Честно говоря я растерялся, не знал, что и сказать. Война в Индокитае для меня была абстракцией. Не моя война, чужая. Не трогала она меня совершено, даже кинохроника показывающая американские бомбардировки, оставляла в общем то безучастным.

-- А еще родственники у тебя есть? - помолчав, спросил я Инь. Она не поняла. Вьетнамец перевел. Инь ответила:

-- Брат два ... маленький, сестер один совсем маленький ... папа не двигаться сильно болеть ... мама есть ...ждать мой дома ... я им помогать ... кормить ... я тебе показать ...

Инь убежала в свою комнату, а вьетнамец перелистывая страницы альбома и показывая черно-белые явно любительские фотографии рассказывает.

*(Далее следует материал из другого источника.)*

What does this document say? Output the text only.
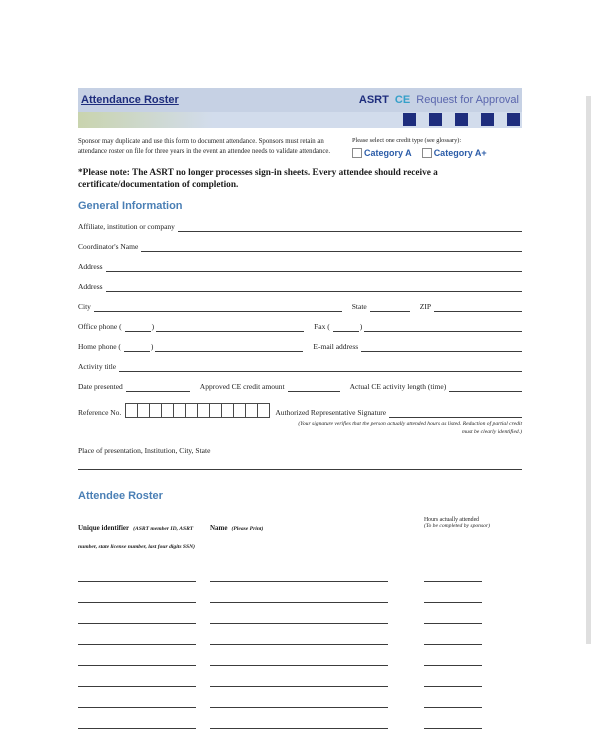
Attendance Roster	ASRT CE Request for Approval
Sponsor may duplicate and use this form to document attendance. Sponsors must retain an attendance roster on file for three years in the event an attendee needs to validate attendance.
Please select one credit type (see glossary):
Category A Category A+
*Please note: The ASRT no longer processes sign-in sheets. Every attendee should receive a certificate/documentation of completion.
General Information
Affiliate, institution or company
Coordinator's Name
Address
Address
City	State	ZIP
Office phone (	)	Fax (	)
Home phone (	)	E-mail address
Activity title
Date presented	Approved CE credit amount	Actual CE activity length (time)
Reference No.	Authorized Representative Signature
(Your signature verifies that the person actually attended hours as listed. Reduction of partial credit must be clearly identified.)
Place of presentation, Institution, City, State
Attendee Roster
Unique identifier (ASRT member ID, ASRT number, state license number, last four digits SSN)
Name (Please Print)
Hours actually attended
(To be completed by sponsor)
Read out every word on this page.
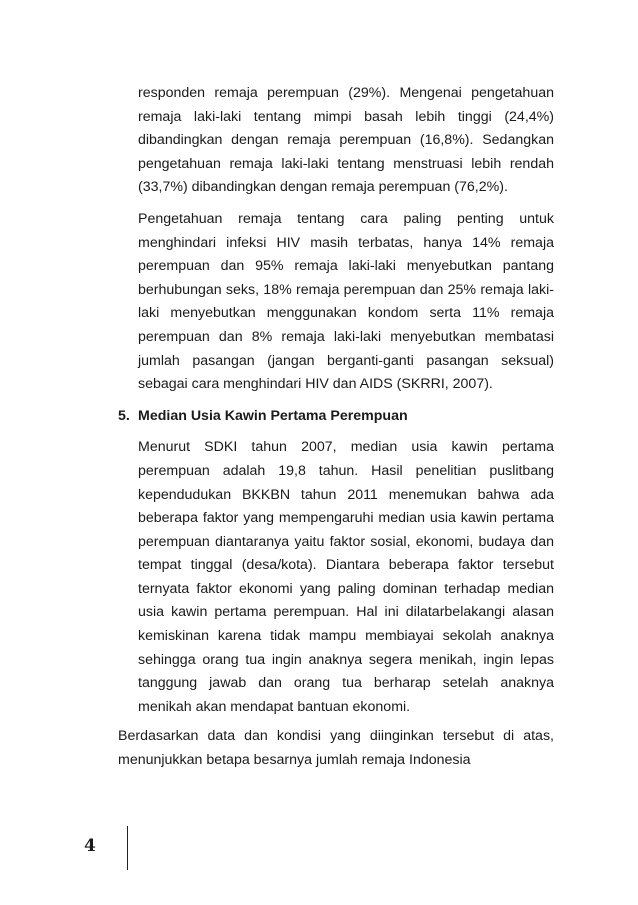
responden remaja perempuan (29%). Mengenai pengetahuan remaja laki-laki tentang mimpi basah lebih tinggi (24,4%) dibandingkan dengan remaja perempuan (16,8%). Sedangkan pengetahuan remaja laki-laki tentang menstruasi lebih rendah (33,7%) dibandingkan dengan remaja perempuan (76,2%).

Pengetahuan remaja tentang cara paling penting untuk menghindari infeksi HIV masih terbatas, hanya 14% remaja perempuan dan 95% remaja laki-laki menyebutkan pantang berhubungan seks, 18% remaja perempuan dan 25% remaja laki-laki menyebutkan menggunakan kondom serta 11% remaja perempuan dan 8% remaja laki-laki menyebutkan membatasi jumlah pasangan (jangan berganti-ganti pasangan seksual) sebagai cara menghindari HIV dan AIDS (SKRRI, 2007).

5. Median Usia Kawin Pertama Perempuan

Menurut SDKI tahun 2007, median usia kawin pertama perempuan adalah 19,8 tahun. Hasil penelitian puslitbang kependudukan BKKBN tahun 2011 menemukan bahwa ada beberapa faktor yang mempengaruhi median usia kawin pertama perempuan diantaranya yaitu faktor sosial, ekonomi, budaya dan tempat tinggal (desa/kota). Diantara beberapa faktor tersebut ternyata faktor ekonomi yang paling dominan terhadap median usia kawin pertama perempuan. Hal ini dilatarbelakangi alasan kemiskinan karena tidak mampu membiayai sekolah anaknya sehingga orang tua ingin anaknya segera menikah, ingin lepas tanggung jawab dan orang tua berharap setelah anaknya menikah akan mendapat bantuan ekonomi.

Berdasarkan data dan kondisi yang diinginkan tersebut di atas, menunjukkan betapa besarnya jumlah remaja Indonesia

4
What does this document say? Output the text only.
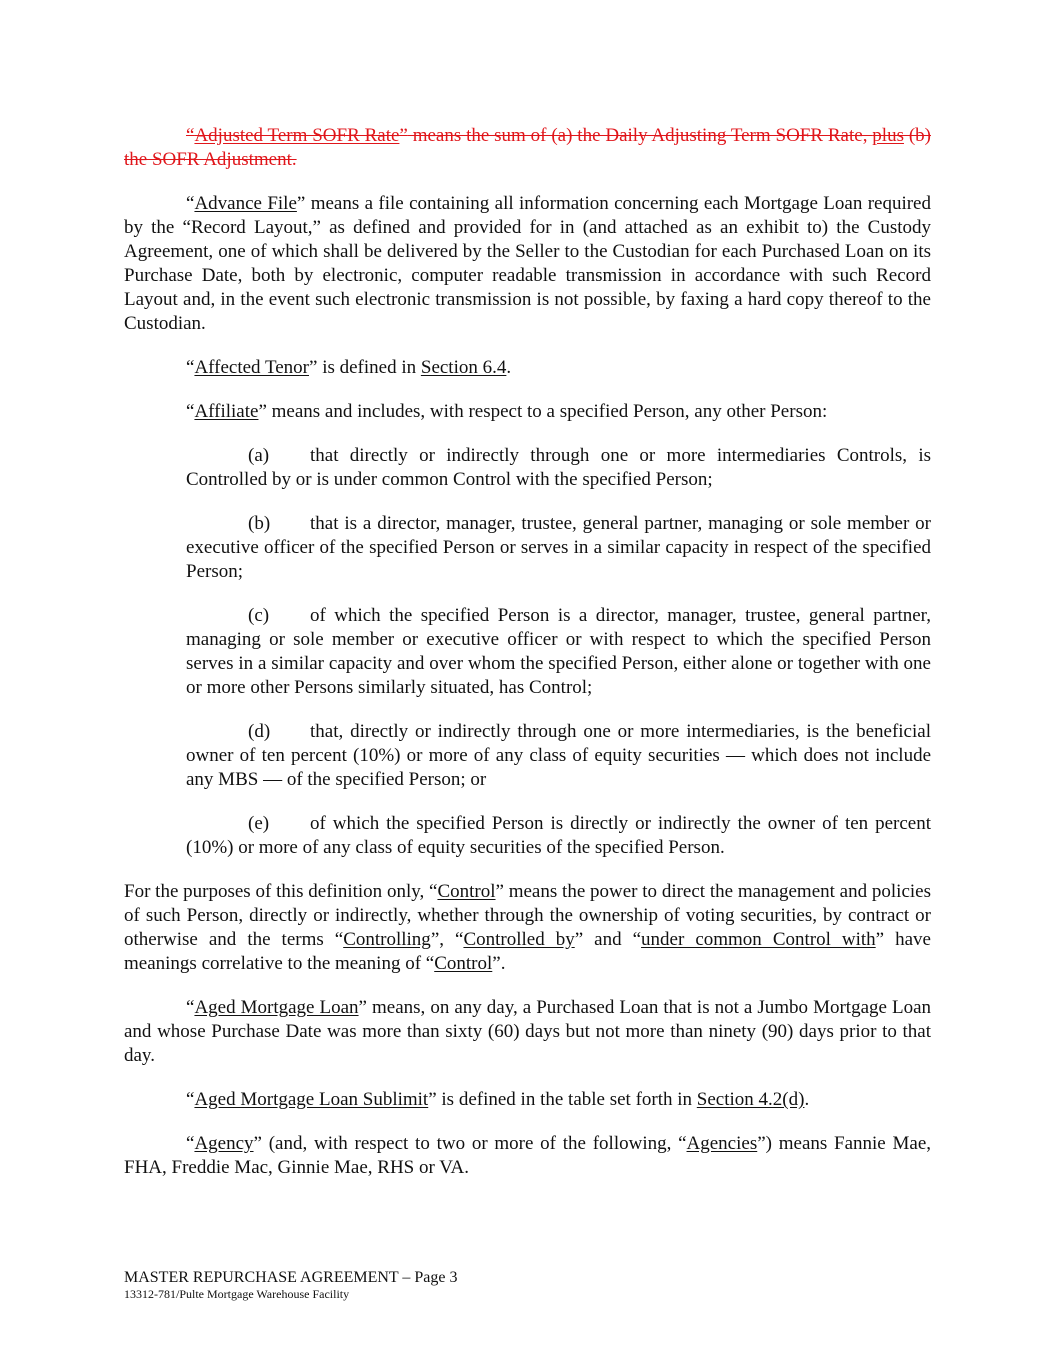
“Adjusted Term SOFR Rate” means the sum of (a) the Daily Adjusting Term SOFR Rate, plus (b) the SOFR Adjustment.

“Advance File” means a file containing all information concerning each Mortgage Loan required by the “Record Layout,” as defined and provided for in (and attached as an exhibit to) the Custody Agreement, one of which shall be delivered by the Seller to the Custodian for each Purchased Loan on its Purchase Date, both by electronic, computer readable transmission in accordance with such Record Layout and, in the event such electronic transmission is not possible, by faxing a hard copy thereof to the Custodian.

“Affected Tenor” is defined in Section 6.4.

“Affiliate” means and includes, with respect to a specified Person, any other Person:

(a) that directly or indirectly through one or more intermediaries Controls, is Controlled by or is under common Control with the specified Person;

(b) that is a director, manager, trustee, general partner, managing or sole member or executive officer of the specified Person or serves in a similar capacity in respect of the specified Person;

(c) of which the specified Person is a director, manager, trustee, general partner, managing or sole member or executive officer or with respect to which the specified Person serves in a similar capacity and over whom the specified Person, either alone or together with one or more other Persons similarly situated, has Control;

(d) that, directly or indirectly through one or more intermediaries, is the beneficial owner of ten percent (10%) or more of any class of equity securities — which does not include any MBS — of the specified Person; or

(e) of which the specified Person is directly or indirectly the owner of ten percent (10%) or more of any class of equity securities of the specified Person.

For the purposes of this definition only, “Control” means the power to direct the management and policies of such Person, directly or indirectly, whether through the ownership of voting securities, by contract or otherwise and the terms “Controlling”, “Controlled by” and “under common Control with” have meanings correlative to the meaning of “Control”.

“Aged Mortgage Loan” means, on any day, a Purchased Loan that is not a Jumbo Mortgage Loan and whose Purchase Date was more than sixty (60) days but not more than ninety (90) days prior to that day.

“Aged Mortgage Loan Sublimit” is defined in the table set forth in Section 4.2(d).

“Agency” (and, with respect to two or more of the following, “Agencies”) means Fannie Mae, FHA, Freddie Mac, Ginnie Mae, RHS or VA.

MASTER REPURCHASE AGREEMENT – Page 3
13312-781/Pulte Mortgage Warehouse Facility
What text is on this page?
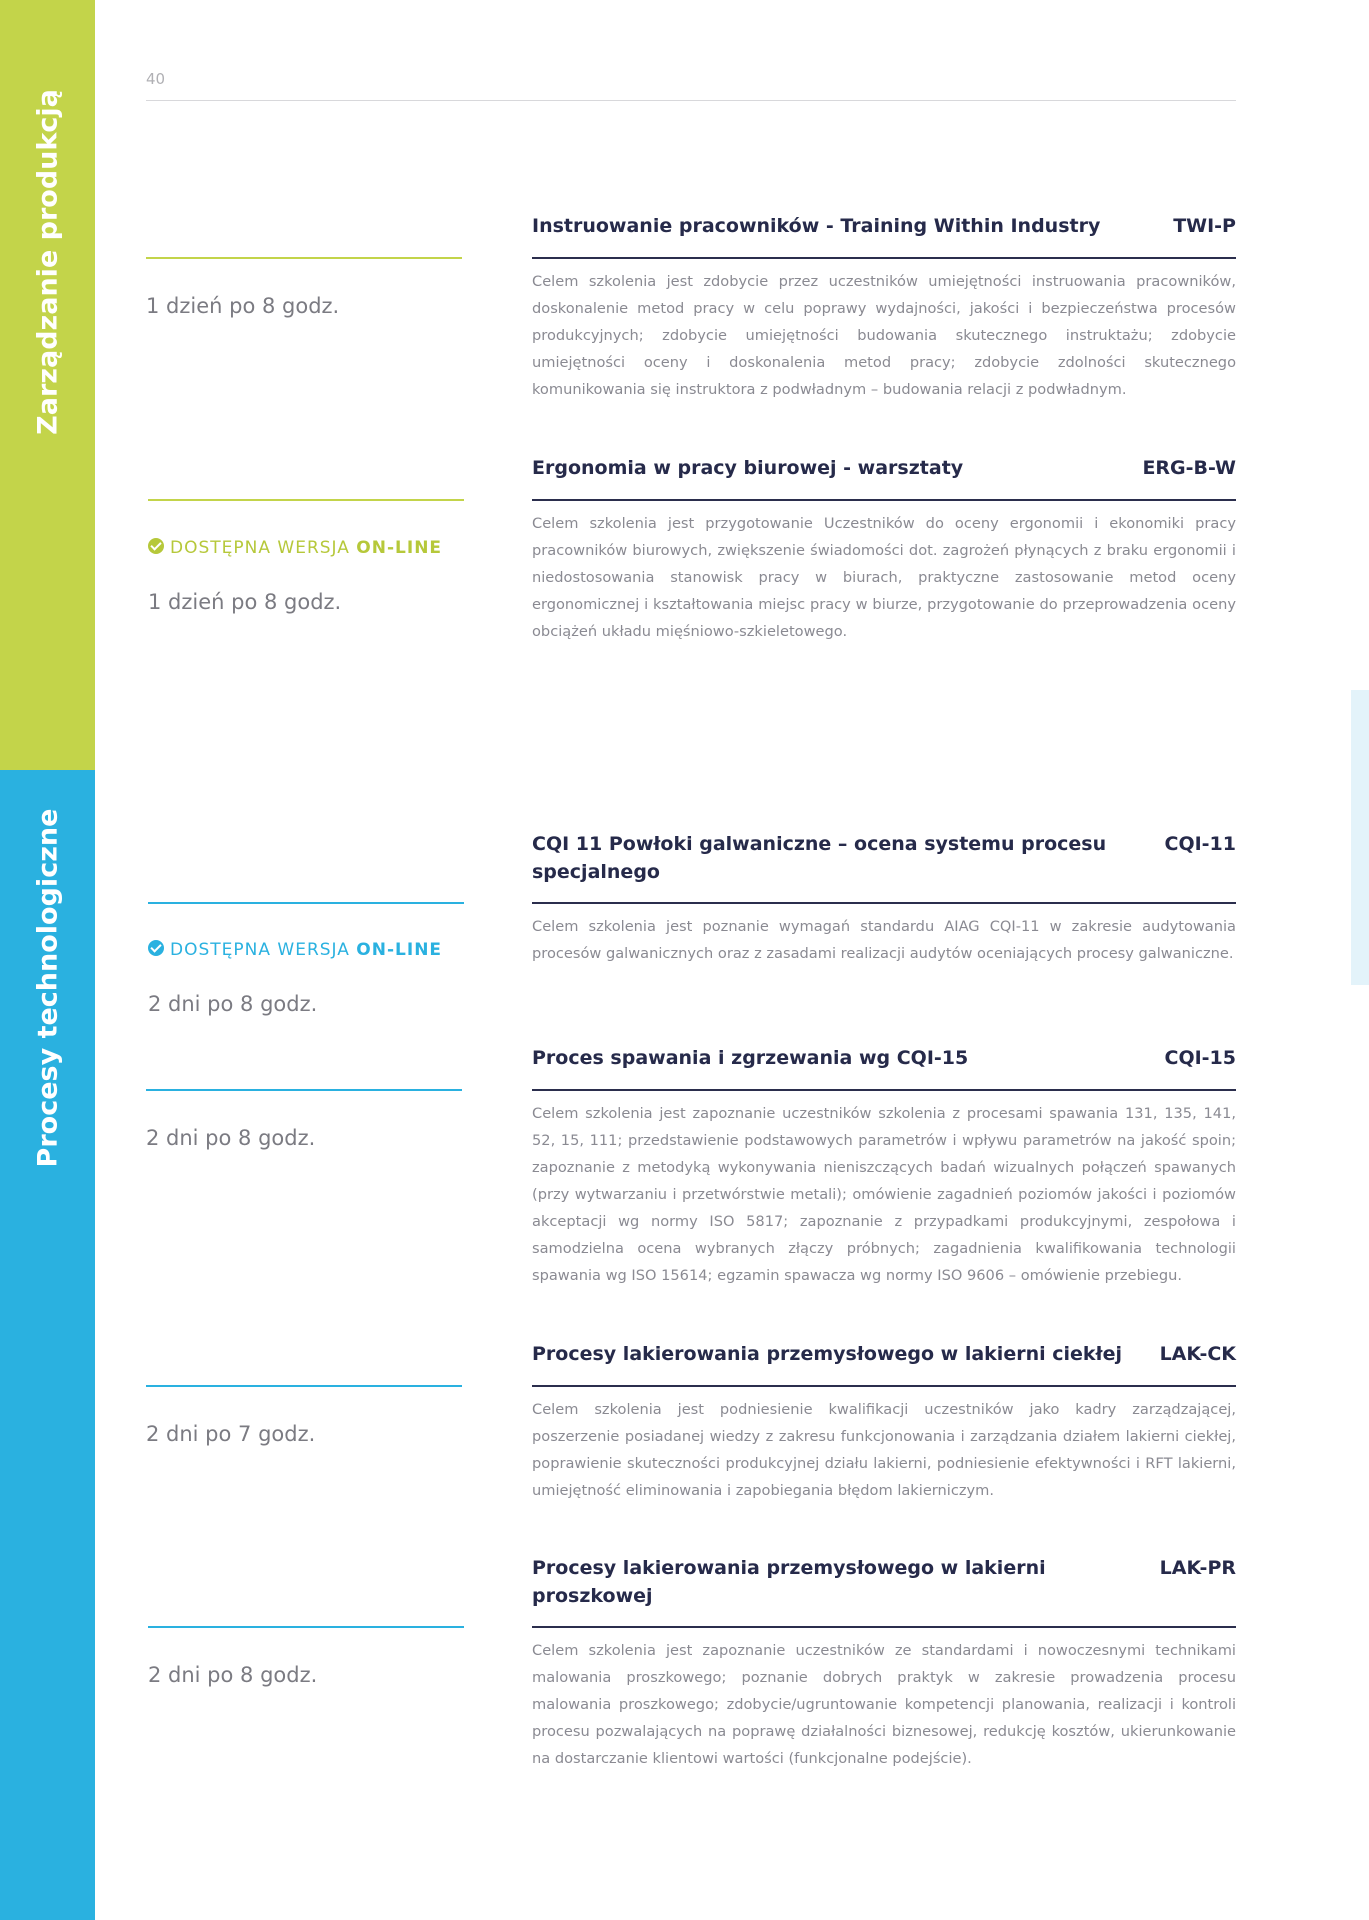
Zarządzanie produkcją
Procesy technologiczne
40
Instruowanie pracowników - Training Within Industry	TWI-P
1 dzień po 8 godz.
Celem szkolenia jest zdobycie przez uczestników umiejętności instruowania pracowników, doskonalenie metod pracy w celu poprawy wydajności, jakości i bezpieczeństwa procesów produkcyjnych; zdobycie umiejętności budowania skutecznego instruktażu; zdobycie umiejętności oceny i doskonalenia metod pracy; zdobycie zdolności skutecznego komunikowania się instruktora z podwładnym – budowania relacji z podwładnym.
Ergonomia w pracy biurowej - warsztaty	ERG-B-W
DOSTĘPNA WERSJA ON-LINE
1 dzień po 8 godz.
Celem szkolenia jest przygotowanie Uczestników do oceny ergonomii i ekonomiki pracy pracowników biurowych, zwiększenie świadomości dot. zagrożeń płynących z braku ergonomii i niedostosowania stanowisk pracy w biurach, praktyczne zastosowanie metod oceny ergonomicznej i kształtowania miejsc pracy w biurze, przygotowanie do przeprowadzenia oceny obciążeń układu mięśniowo-szkieletowego.
CQI 11 Powłoki galwaniczne – ocena systemu procesu specjalnego
CQI-11
DOSTĘPNA WERSJA ON-LINE
2 dni po 8 godz.
Celem szkolenia jest poznanie wymagań standardu AIAG CQI-11 w zakresie audytowania procesów galwanicznych oraz z zasadami realizacji audytów oceniających procesy galwaniczne.
Proces spawania i zgrzewania wg CQI-15	CQI-15
2 dni po 8 godz.
Celem szkolenia jest zapoznanie uczestników szkolenia z procesami spawania 131, 135, 141, 52, 15, 111; przedstawienie podstawowych parametrów i wpływu parametrów na jakość spoin; zapoznanie z metodyką wykonywania nieniszczących badań wizualnych połączeń spawanych (przy wytwarzaniu i przetwórstwie metali); omówienie zagadnień poziomów jakości i poziomów akceptacji wg normy ISO 5817; zapoznanie z przypadkami produkcyjnymi, zespołowa i samodzielna ocena wybranych złączy próbnych; zagadnienia kwalifikowania technologii spawania wg ISO 15614; egzamin spawacza wg normy ISO 9606 – omówienie przebiegu.
Procesy lakierowania przemysłowego w lakierni ciekłej	LAK-CK
2 dni po 7 godz.
Celem szkolenia jest podniesienie kwalifikacji uczestników jako kadry zarządzającej, poszerzenie posiadanej wiedzy z zakresu funkcjonowania i zarządzania działem lakierni ciekłej, poprawienie skuteczności produkcyjnej działu lakierni, podniesienie efektywności i RFT lakierni, umiejętność eliminowania i zapobiegania błędom lakierniczym.
Procesy lakierowania przemysłowego w lakierni proszkowej
LAK-PR
2 dni po 8 godz.
Celem szkolenia jest zapoznanie uczestników ze standardami i nowoczesnymi technikami malowania proszkowego; poznanie dobrych praktyk w zakresie prowadzenia procesu malowania proszkowego; zdobycie/ugruntowanie kompetencji planowania, realizacji i kontroli procesu pozwalających na poprawę działalności biznesowej, redukcję kosztów, ukierunkowanie na dostarczanie klientowi wartości (funkcjonalne podejście).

Сбитый самолет. Вокруг мертвые тела одетые в американскую форму. Это вьетнамские зенитчики сбили "Б-52" бомбардировщик, который сбрасывал смерть на их землю. Экипаж судя по всему не успел катапультироваться. Поднявший руки вверх американский солдат. Молодой парень, рваная форма, испуганное лицо, взят в плен. Группа южно вьетнамских повстанцев идущих друг за другом по джунглям. Отряд Вьетгонга идет на боевую операцию по тропе Хо Ши Мина. Сожженная напалмом вьетнамская деревня. Убитые люди, обугленные тела мужчин, женщин и детей. Армия USA учит чужой непокоренный народ своей демократии. Очень доступно объясняет, что означают на практике: "права человека". Последнее фото: мой собеседник в форме капитана. 30 апреля 1975 года Сайгон пал. Капитуляция Южного Вьетнама. Конец войны и выстраданная победа.

Четырнадцать лет войны и это только с американцами. Результат? С 1961 по 1975 у вьетнамцев погибло примерно миллион солдат Национального фронта освобождения Южного Вьетнама и армии Северного Вьетнама, а также более полмиллиона мирных жителей. Еще несколько миллионов человек получили ранения, около десяти миллионов остались без крова.

- Ты офицер что ли? - разглядывая последнее фото и непритворно удивившись, спрашиваю я

-- Да, - гордо отвечает щупленький азиат, - теперь работаю в партии!

Странно все как-то, совсем мне не понятно. Коммунист и если верить фото и рассказам боевой офицер, а сам тут сутенером подрабатывает. Или врет всё? На жалость давит. Хотя ему то какой в этом смысл? Я же бестолковый призывник и никакой выгоды от меня не получишь. Так зачем ему врать?

-- Слушай партиец хренов, - разозлился и повысил голос я, - а какого спрашивается ...? Ты тут своими девками торгуешь?

Яркий желтый электрический свет от лампы, темно желтое как медь узкоглазое лицо вьетнамца, чье имя я все никак не запомню, сидящая рядом с ним русская красавица Женя, на столе початая бутылка водки, закуска в тарелках и тягостное недоумение тишины.

-- Не понимаешь? - в упор смотрит на меня чужой человек, тихо старается объяснить, - Мы сильно бедные, у нас же ничего нет! Девушки сами для своих родных стараются, помочь им хотят. Это, - он сделал выразительный жест руками обозначающий известные телодвижения при половом акте, - ничего не значит, плохого в этом нет.

-- Нет?! - кривлю я свое лицо в брезгливой гримасе, - твоих землячек во все дыры здесь сношают, а ты мне тут дурочку строишь и песни поешь.

-- Ишь, какой благородный, - вмешивается в разговор Женя, морщатся в едкой насмешке ее губы, - Ну прямо прынц! А скажи-ка мне прынц, ты то какого хрена здесь делаешь?

-- Тоже что и ты! Только активно и сверху, - злобно парирую я ее выпад.

-- Тогда, - усмехается Женя, - мы-то чем лучше?